Небольшая процессия миновала подъемный мост. Слышно было, как за спиной возится с воротами одинокий дряхлый старик, затворяя их за шуанами. Ранняя осень кинула под ноги устремляющуюся в буковый лес дорогу. В прохладном прозрачном воздухе весело зазвучала еще не слышанная Еленою прежде песня, которую завел Жан де Сентвиль:

Смело в бой, дети Нижней Бретани!

Жизнь за жизнь, ни полшага назад!

Пусть-ка синие выяснят сами

Уготован ли грешнику ад?

За родную страну кровь на землю пролей,

Нас Христос научил умирать за людей!

ГЛАВА XXXVI

Нелли перестала примечать, какие деревеньки и городки вставали на их пути, через какие реки они перебирались - то в брод, то вплавь. Душа ее говорила со Святым королем, верней сказать - Святой король говорил с ее душою, то грезился наяву, то являлся во сне. Сны и явь спутались до того, что порою Нелли мнилось, будто Людовик, Жуанвиль, свекор ее, отец Модест и Ан Анку - давние знакомцы. Один раз она спросонок изрядно перепугала Парашу, попросивши ее сварить для короля какое-нито снадобье для поддержания сил.

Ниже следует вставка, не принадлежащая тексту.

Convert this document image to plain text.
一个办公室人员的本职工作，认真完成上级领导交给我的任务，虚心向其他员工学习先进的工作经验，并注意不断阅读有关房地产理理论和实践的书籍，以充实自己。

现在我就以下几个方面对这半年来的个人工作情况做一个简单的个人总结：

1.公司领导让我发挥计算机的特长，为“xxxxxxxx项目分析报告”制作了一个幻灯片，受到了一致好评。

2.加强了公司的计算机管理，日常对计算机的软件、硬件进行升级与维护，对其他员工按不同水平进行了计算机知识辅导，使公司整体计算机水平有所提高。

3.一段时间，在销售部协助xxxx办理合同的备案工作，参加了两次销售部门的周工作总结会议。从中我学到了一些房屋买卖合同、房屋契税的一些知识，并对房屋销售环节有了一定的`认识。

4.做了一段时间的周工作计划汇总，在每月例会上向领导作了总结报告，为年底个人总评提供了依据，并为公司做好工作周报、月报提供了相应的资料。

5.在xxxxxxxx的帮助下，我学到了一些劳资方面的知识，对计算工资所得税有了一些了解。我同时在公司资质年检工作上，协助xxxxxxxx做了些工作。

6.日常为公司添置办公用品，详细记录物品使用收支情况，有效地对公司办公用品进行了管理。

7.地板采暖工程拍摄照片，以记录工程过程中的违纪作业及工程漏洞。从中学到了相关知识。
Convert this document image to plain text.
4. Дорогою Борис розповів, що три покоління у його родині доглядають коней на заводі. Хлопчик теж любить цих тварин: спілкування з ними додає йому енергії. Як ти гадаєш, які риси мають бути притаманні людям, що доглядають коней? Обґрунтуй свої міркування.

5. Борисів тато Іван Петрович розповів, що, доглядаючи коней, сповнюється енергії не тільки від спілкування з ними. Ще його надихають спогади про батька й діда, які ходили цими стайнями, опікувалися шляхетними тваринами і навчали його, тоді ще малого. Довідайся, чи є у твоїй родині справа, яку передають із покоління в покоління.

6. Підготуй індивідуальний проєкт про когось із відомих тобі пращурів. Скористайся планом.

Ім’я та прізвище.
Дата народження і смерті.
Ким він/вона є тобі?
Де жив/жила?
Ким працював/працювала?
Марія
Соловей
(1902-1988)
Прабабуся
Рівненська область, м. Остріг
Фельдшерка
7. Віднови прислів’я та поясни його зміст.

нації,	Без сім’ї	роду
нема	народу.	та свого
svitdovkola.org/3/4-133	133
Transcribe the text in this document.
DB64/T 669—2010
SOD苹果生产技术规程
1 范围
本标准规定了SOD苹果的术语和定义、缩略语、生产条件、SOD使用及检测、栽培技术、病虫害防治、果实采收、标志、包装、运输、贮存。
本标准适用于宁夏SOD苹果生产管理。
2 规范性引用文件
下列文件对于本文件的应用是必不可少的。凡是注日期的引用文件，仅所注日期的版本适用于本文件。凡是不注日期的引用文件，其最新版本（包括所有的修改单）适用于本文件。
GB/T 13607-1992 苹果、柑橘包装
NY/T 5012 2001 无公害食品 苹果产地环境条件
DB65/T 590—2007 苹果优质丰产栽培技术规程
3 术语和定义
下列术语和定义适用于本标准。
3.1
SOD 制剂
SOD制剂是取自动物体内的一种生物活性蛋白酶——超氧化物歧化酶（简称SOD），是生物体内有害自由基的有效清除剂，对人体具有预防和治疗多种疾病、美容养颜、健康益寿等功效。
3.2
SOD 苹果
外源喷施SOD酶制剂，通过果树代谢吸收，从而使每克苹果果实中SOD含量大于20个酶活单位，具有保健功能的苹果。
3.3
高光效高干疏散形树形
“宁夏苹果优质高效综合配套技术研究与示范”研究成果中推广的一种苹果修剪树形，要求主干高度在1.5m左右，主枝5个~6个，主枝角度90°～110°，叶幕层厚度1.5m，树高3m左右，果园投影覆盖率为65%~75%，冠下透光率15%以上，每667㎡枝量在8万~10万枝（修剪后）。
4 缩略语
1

- Только не возомни после о себе лишнего, маленькая Нелли, - обмолвился как бы невзначай отец Модест на вечернем биваке.

- Будеть покойны, отче, - Нелли улыбнулась. - Я вить знаю, что вовсе того не заслуживаю. Но сами ж говорили когда-то про камни и Авраамовых детей.

И вновь прошлое перемешалось с настоящим.

Понтифик Рима нудил дворян и государей принять крест. Но святой обет принимали немногие. Наступали новые, иные времена, времена охлаждения христиан. Помощи из Европы прибывало немного. Но все ж король Людовик наступал малыми стезями. Распри промеж агарянами сулили надежду на вызволение Иерусалима.